I remember well the avid attention I gave the book the first time around in 2003. I was a baseball blogger at the time, a newly minted member of SABR in the middle of a two-year reading jag in which I devoured around 150 books on baseball. Yes, I went down a rabbit hole. I read most of the “canon” (Roger Angell, Ed Linn, Jules Tygiel, Roger Kahn, et. al.), built myself a reference library (Total Baseball, Baseball Prospectus, Neft & Cohen), and picked up most of the new baseball books coming out, Moneyball included. The book (and movie) suffer the reductive flaw that they don’t actually tell the whole story. You can’t tell the story of the 2002 A’s success with barely a mention that their starting rotation had three of the best pitchers in baseball. But perhaps that’s the point. The book (and movie) aren’t about the A’s so much as they are about a way of thinking —and about a sea change that was taking place in baseball’s way of thinking.

It being 2019, when I re-read the book I read it digitally on my phone. The ebook edition has an afterword that I had not previously seen, in which Lewis chronicles major league baseball’s intense negative public reaction to the book and to the sabermetric concepts in it. From here in 2019 I’ll confess I had almost forgotten things didn’t change overnight, because they certainly did change rapidly after that. Boston adopting a sabermetric approach — and even hiring Bill James — and then winning the World Series in 2004 certainly helped silence the critics, though. And here we are not even 20 years later and every major league team has sabermetricians in the front office — whole departments of them sometimes. The revolution is total and complete. The book Moneyball itself ended up being part of the story of how things changed.

Of course SABR itself is a large part of that story, too, and the generations of SABRen, old and new, who have been threads in that tapestry. In this issue of the BRJ we celebrate the current winners of the Chadwick Award. One of them, Allan Roth, can be said to have been the first sabermetrician hired by a major league team, though he came several decades before the coining of that term. Another, Rob Neyer, comes out of my generation of pioneering Internet bloggers! This is what I mean about the events of my life becoming history.
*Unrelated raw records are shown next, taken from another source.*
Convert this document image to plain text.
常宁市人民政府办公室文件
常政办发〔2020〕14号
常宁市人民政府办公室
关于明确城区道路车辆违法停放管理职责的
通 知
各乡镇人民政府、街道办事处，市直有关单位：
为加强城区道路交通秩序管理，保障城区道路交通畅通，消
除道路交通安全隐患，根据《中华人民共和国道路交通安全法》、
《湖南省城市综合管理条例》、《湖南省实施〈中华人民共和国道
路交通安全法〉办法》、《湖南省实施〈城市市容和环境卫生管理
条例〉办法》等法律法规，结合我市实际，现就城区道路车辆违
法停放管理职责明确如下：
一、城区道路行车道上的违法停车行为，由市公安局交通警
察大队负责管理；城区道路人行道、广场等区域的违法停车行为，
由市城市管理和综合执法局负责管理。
And we mavericks, whether named James or Neyer or Beane or any number of the names that have graced SABR publications, have become the institutions. In the words of Dizzy Dean (and Mortimer Snerd): who’da thunk it?

It all gives me hope that backward or outdated ways of thinking in other reaches of life aside from baseball can also be overcome by science and truth. Hopefully within my lifetime.